Mumbai: Firms will invest more in cognitive capabilities and artificial intelligence, industrial robots, service robots, and robotic process automation (RPA) as businesses recover post covid-19, according to a research by Forrester. The pandemic has made automation a boardroom imperative as CEOs expand business continuity plans and take new risks.
Early stages of the outbreak created supply shock as China accounted for 24% of the world’s industrial value. Moreover, 22% of all global imports from China were of intermediate products, as opposed to finished goods. This placed enormous stress on global supply chains. As the world emerges from the grip of the pandemic, business leaders in sectors, including manufacturing and retail, will look to bring their supply chains closer to key markets. This will cause a move toward greater global diversification and technology-enabled demand responsiveness using big data, AI, and cloud technologies, noted the report .
“Automation adoption across BPM (business process management) sector has been the highest over the past 4-5 years both for customers and internal efficiency initiatives. Global captives also adopted automation to a great extent. Automation comes with costs so businesses were walking the line between efficiency and cost which at the Indian wage rates was still possible,” said Leslie Joseph, principal analyst, Forrester.
The informal sector, which is traditionally associated with low productivity and high employment variability, has been hit hard by the sudden global shutdown.

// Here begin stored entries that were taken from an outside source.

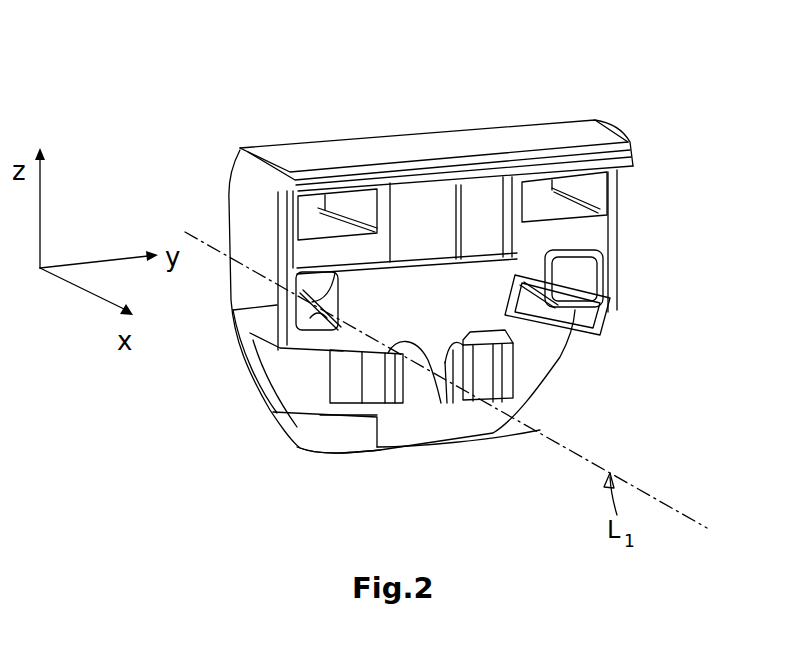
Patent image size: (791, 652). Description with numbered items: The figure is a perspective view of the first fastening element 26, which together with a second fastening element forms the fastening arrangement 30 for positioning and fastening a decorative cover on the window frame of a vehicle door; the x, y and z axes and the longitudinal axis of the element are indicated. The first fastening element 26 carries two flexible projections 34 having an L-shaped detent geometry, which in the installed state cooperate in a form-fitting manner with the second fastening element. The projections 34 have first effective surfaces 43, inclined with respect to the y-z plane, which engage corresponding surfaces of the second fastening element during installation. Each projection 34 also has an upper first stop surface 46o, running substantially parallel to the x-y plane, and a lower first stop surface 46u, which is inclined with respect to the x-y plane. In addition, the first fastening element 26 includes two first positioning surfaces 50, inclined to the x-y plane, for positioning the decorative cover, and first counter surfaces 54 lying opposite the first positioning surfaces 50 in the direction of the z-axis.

The first fastening element 26 is at (120, 80).
The fastening arrangement 30 is at (431, 286).
The flexible projections 34 is at (347, 390).
The first effective surfaces 43 is at (439, 372).
The upper first stop surface 46o is at (370, 365).
The lower first stop surface 46u is at (387, 413).
The first positioning surfaces 50 is at (328, 290).
The first counter surfaces 54 is at (300, 323).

AI and RPA have already introduced the world to digital workforces that can take on routine back- and front-office functions.

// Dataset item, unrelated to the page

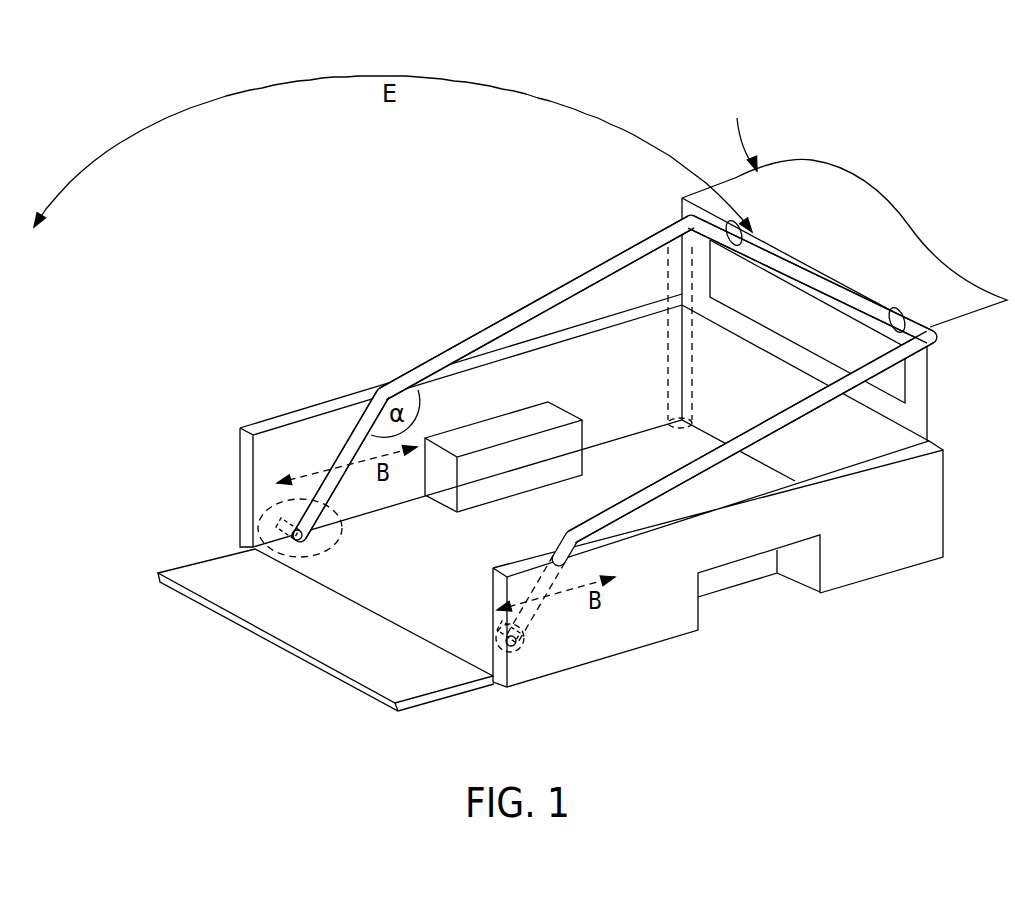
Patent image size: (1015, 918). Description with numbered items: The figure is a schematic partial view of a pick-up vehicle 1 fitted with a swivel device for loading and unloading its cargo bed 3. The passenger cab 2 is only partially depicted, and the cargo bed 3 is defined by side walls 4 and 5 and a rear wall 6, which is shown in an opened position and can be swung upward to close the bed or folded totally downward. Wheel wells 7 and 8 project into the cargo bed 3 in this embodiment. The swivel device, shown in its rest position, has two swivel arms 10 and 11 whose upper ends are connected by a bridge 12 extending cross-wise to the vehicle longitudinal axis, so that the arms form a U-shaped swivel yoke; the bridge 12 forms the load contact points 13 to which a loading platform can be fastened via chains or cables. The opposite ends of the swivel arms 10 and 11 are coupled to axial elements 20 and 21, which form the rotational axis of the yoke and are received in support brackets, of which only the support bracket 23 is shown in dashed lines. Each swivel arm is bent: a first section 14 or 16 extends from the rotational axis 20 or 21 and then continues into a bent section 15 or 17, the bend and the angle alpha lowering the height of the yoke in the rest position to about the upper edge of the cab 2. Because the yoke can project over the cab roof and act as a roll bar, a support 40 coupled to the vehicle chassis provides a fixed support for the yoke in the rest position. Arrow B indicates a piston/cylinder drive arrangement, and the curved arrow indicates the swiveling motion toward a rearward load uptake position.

In the current crisis, investments in drone-based delivery by Alibaba, Amazon, and JD.com and in robotic tele-medicine by companies such as Denmark’s UvD Robots and China’s Yuoibot have demonstrated viability for larger-scale deployment.
The coronavirus pandemic is seeing governments and institutions commit heavily to investments in AI-centric technologies such as synthetic biology, robotics, and drones. The impact of these investments will continue to show up long after the coronavirus has receded.
On an immediate basis businesses are likely to consider chatbots and simple backend processing automation solutions which are less capital intensive than large scale industrial automation as businesses ease into risk mitigation initiatives.